Posłowie PiS mieli śpiewać piosenkę w obecności Grodzkiego, co wywołało sprzeczkę, która miała skończyć się interwencją Straży Marszałkowskiej i notatką skierowaną do marszałek Senatu Małgorzaty Kidawy-Błońskiej przez polityków KO. Strony przedstawiają jednak różne wersje wydarzeń.
PiS: posłowie spokojnie siedzieli i śpiewali. KO: zachowywali się agresywnie i wulgarnie
Poseł PiS Dariusz Matecki, który brał udział w awanturze, w rozmowie z "Rzeczpospolitą" stwierdził, że parlamentarzyści PiS "spokojnie sobie siedzieli, śpiewając ładną piosenkę", a wtedy "jakieś wulgarne panie rzuciły się na nasz stolik z okrzykami". - Wszystkie strony na siebie pokrzyczały i panie sobie poszły.
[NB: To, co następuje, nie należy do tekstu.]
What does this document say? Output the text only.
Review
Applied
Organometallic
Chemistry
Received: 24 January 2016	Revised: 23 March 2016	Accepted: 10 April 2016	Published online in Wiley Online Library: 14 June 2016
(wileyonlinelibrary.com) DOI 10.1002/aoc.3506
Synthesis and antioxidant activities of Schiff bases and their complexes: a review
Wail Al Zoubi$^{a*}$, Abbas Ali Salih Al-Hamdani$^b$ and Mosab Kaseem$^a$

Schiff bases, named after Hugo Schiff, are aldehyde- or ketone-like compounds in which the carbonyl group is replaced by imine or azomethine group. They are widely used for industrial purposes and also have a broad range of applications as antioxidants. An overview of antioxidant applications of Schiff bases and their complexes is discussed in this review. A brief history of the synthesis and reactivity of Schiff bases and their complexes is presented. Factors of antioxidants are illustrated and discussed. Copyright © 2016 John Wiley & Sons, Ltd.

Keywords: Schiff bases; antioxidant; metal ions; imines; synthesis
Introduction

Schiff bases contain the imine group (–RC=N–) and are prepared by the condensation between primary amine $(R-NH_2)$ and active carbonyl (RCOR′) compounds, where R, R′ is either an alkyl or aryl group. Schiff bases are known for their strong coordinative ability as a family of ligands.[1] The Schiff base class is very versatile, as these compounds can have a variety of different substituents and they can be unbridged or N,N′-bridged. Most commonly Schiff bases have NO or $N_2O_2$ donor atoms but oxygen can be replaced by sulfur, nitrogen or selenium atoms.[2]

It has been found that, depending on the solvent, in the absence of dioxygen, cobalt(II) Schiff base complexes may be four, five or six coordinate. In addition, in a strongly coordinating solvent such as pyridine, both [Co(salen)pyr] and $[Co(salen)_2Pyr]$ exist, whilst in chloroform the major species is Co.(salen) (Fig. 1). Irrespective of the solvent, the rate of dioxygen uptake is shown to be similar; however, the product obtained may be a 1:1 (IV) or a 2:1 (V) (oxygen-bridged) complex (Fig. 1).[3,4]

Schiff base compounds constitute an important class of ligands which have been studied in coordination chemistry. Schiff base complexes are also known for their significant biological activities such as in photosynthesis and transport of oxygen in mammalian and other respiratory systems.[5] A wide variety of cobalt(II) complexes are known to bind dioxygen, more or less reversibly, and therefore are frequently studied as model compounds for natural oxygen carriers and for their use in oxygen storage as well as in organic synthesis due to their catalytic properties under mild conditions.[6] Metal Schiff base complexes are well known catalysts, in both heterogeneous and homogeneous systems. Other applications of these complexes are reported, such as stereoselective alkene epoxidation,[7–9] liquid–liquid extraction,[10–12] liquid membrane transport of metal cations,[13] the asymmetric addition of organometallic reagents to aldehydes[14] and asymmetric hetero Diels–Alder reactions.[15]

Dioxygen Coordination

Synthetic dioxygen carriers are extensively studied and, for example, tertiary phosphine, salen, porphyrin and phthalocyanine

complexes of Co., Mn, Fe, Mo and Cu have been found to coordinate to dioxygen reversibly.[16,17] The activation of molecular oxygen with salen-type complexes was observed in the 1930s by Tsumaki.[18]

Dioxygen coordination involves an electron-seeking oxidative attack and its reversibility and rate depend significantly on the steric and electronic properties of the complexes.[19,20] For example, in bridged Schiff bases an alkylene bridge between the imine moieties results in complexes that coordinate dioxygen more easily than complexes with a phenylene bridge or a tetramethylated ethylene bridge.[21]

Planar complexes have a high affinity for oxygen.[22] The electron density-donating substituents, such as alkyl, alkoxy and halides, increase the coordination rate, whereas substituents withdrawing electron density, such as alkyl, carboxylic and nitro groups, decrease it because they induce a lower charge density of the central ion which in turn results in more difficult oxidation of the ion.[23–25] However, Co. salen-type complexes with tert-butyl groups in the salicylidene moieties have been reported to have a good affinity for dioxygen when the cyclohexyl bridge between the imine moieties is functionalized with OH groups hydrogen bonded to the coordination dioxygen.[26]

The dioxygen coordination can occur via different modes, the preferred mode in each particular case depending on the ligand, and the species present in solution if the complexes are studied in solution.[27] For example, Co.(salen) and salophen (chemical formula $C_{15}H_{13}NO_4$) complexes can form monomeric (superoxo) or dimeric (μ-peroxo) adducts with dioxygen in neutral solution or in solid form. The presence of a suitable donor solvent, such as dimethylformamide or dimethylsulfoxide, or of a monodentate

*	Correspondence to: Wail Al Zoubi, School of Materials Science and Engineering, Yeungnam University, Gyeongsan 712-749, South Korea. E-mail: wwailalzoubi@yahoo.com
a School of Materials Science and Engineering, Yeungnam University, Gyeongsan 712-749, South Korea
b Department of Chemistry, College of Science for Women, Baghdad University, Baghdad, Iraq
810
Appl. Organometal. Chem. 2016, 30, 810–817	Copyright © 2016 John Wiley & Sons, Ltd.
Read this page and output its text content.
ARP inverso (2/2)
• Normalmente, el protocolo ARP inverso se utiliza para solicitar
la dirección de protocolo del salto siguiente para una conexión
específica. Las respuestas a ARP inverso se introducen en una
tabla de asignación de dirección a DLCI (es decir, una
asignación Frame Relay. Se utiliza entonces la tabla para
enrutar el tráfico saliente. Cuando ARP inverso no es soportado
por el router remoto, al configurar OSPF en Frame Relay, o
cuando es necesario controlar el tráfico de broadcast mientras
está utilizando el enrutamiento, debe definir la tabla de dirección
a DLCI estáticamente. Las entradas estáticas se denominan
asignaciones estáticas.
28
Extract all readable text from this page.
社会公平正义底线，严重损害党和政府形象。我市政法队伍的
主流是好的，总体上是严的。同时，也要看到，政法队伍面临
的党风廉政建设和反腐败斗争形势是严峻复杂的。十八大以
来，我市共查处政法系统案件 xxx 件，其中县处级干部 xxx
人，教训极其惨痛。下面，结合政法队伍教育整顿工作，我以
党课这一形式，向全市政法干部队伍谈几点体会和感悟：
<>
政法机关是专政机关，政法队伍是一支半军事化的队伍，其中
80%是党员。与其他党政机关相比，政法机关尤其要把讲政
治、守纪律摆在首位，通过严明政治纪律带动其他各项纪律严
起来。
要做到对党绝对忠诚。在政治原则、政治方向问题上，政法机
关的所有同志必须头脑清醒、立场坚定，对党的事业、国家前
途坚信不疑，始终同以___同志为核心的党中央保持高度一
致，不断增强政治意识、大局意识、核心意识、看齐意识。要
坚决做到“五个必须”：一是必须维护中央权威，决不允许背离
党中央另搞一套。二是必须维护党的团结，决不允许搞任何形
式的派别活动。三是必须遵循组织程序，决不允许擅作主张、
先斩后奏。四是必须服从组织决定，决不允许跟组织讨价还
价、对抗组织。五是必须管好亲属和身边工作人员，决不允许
A następnie podeszła Straż Marszałkowska, by spytać, o co chodzi - powiedział dziennikowi.
Senator KO Wadim Tyszkiewicz pisał o sprawie już 7 sierpnia. "Wczoraj w restauracji sejmowej pijana tłuszcza pod przywództwem Mateckiego wspieranego przez Mejzę, świętując zwycięstwo i zaprzysiężenie Nawrockiego, zaatakowała rynsztokowymi wulgaryzmami senatorki koalicji 15X" - relacjonował wówczas.
"Rozbawieni, prowokowali i zaczepiali, wyzywali i obrażali. Były wulgarne przyśpiewki. Bohaterowie ryczeli "sp..laj" do kobiet. Mało brakowało, a doszłoby do rękoczynów. Została wezwana Straż Marszałkowska" - dodał i poinformował, że "złożona została skarga na tę tłuszczę do Marszałka".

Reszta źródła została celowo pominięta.